I have aways been pretty lucky in life. I had two great wives. My first was an amazing happenstance. I was a senior walking through a hallway in Portland's Franklin High school one day. As I passed the door of the auditorium I heard someone playing 'Deep Purple' at the school piano, my then favorite song.
Out of curiosity I opened the door and saw a pretty, brown haired girl on the stage, playing to an empty house.
I listened for a few minutes and closed the door and went away.
That same week I was knocking on a door in an apartment house two blocks from where I lived. I was interested in a beautiful blonde girl named Orpha who lived there when I heard a voice coming from down the hall yelling " Orpha is not home."
I stopped knocking and walked down the hall. A gorgeous brown haired girl stood in her doorway. I introduced myself because it was the same girl I had seen at the piano earlier that day. I was stunned a little by the coincidence and asked her name and did she go to Franklin? Did she play the piano that day? She confirmed she was that girl. What a strange chance meeting. Kismet?

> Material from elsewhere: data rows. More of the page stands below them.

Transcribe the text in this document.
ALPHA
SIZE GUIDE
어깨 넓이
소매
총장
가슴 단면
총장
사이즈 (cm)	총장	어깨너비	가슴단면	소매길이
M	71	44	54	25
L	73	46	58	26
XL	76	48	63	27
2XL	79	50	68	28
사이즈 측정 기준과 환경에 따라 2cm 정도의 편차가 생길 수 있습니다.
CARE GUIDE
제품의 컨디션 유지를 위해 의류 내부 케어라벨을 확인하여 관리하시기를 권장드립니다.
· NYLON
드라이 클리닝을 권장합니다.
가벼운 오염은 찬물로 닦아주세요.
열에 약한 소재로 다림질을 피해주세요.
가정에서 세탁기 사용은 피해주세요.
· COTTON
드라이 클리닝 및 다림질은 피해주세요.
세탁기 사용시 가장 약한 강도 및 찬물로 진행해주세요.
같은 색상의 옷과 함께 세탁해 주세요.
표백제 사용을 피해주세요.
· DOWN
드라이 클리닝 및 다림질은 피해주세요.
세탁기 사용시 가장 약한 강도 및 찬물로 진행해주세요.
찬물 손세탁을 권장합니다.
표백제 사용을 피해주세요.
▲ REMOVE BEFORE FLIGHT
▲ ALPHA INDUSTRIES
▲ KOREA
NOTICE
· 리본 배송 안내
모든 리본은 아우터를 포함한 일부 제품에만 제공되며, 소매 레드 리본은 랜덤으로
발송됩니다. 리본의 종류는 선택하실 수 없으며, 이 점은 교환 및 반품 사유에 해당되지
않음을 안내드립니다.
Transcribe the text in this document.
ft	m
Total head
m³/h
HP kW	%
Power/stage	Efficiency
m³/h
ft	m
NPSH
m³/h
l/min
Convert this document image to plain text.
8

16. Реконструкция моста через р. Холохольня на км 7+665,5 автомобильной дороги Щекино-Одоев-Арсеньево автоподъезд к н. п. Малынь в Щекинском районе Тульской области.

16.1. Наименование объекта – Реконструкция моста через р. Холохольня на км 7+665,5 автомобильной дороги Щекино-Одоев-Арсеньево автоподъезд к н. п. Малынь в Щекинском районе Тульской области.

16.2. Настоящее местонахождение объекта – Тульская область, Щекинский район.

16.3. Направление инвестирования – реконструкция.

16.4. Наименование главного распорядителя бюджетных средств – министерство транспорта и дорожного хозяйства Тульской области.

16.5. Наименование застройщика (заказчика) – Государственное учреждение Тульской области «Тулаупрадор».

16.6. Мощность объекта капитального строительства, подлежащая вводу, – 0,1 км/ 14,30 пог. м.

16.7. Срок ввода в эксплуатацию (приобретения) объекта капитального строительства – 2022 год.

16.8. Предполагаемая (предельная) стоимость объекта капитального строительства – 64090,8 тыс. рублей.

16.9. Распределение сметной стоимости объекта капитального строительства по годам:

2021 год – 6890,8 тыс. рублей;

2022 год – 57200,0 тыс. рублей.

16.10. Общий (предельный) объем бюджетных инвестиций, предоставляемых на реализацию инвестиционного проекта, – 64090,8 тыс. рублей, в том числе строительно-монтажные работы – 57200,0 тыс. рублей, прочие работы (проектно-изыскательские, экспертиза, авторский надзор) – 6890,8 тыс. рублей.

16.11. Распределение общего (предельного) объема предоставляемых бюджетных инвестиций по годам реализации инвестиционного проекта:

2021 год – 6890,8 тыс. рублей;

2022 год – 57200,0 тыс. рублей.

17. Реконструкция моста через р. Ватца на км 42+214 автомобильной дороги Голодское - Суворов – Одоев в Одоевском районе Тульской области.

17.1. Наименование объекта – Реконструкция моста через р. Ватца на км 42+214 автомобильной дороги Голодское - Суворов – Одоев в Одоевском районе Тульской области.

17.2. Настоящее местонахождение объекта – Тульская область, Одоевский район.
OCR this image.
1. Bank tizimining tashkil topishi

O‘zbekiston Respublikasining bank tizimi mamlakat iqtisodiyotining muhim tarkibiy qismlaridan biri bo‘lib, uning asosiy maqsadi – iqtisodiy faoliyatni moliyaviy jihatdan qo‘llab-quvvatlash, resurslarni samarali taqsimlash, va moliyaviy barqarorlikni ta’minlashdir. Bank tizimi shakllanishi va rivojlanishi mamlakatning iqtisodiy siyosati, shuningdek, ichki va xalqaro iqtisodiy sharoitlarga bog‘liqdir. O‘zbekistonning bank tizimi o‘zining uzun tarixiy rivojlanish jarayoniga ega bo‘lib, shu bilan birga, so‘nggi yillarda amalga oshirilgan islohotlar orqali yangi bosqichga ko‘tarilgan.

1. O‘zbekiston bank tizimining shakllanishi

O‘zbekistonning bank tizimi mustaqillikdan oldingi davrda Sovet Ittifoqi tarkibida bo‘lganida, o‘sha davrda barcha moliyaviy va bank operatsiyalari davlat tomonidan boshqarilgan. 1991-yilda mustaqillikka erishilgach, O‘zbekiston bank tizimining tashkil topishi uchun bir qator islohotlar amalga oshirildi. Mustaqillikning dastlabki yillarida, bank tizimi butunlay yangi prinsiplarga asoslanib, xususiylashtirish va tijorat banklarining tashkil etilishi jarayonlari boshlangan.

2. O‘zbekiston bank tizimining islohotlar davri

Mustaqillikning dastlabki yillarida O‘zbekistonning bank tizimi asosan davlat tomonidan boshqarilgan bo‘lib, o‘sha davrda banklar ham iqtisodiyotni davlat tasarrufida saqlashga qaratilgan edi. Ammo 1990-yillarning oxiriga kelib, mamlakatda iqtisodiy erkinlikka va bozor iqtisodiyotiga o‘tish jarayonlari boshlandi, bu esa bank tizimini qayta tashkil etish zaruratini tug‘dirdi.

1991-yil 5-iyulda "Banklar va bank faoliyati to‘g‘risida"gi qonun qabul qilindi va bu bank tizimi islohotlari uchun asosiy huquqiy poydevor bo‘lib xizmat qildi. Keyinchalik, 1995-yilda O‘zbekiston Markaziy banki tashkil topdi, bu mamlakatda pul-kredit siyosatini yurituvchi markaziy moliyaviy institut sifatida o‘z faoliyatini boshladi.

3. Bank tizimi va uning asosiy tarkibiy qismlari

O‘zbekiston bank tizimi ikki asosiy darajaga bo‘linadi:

She lived with her Mother and they had been living in Seattle until earlier that year. Her name was Lee Bower. She had attended Garfield High up here. She also was dating the star baseball player at our school and he was moving to Salem to play semipro baseball. I asked her out to a dance at Jantzen Beach Park, a favorite hang out for teens back then.
Wonder of wonders two years later she became my bride. We moved to Seattle where I worked at Boeing and she worked at Best Apparel. She later worked at Boeing too.
We have six sons. Five by Lee, one by Elsbeth McDaniel, mother of two daughters and a son. I married Beth a year after losing Lee in 1968.
Beth was everybody's favorite waitress at White Center's best restaurant, the Epicure. Beth was a good sport and joined me in my outdoor activities like fishing and golf. She also tried skiing although that was asking a lot.
I loved to ski at Mt Hood so I tried to teach Beth on a battered pair which I restored by installing metal edges and painting them bright orange. Her son had learned from his dad, who was a former instructor, as did my two new daughters.
Beth was contented using the beginners rope tow and was not really enthusiastic so she gave up and tramped to the lodge. She entered the rest room still wearing foggy glasses and noticed a young man entering the toilet and challenged his action. She shouted,"young man you are in the ladies rest room."
The intruder smiled and " sorry, Ma’am, I am afraid you had trouble seeing through your foggy glasses. You are in the men’s room.”
Thoroughly embarrassed, she beat a hasty retreat and never ever tried the sport again.
I think she also detested the orange painted skis.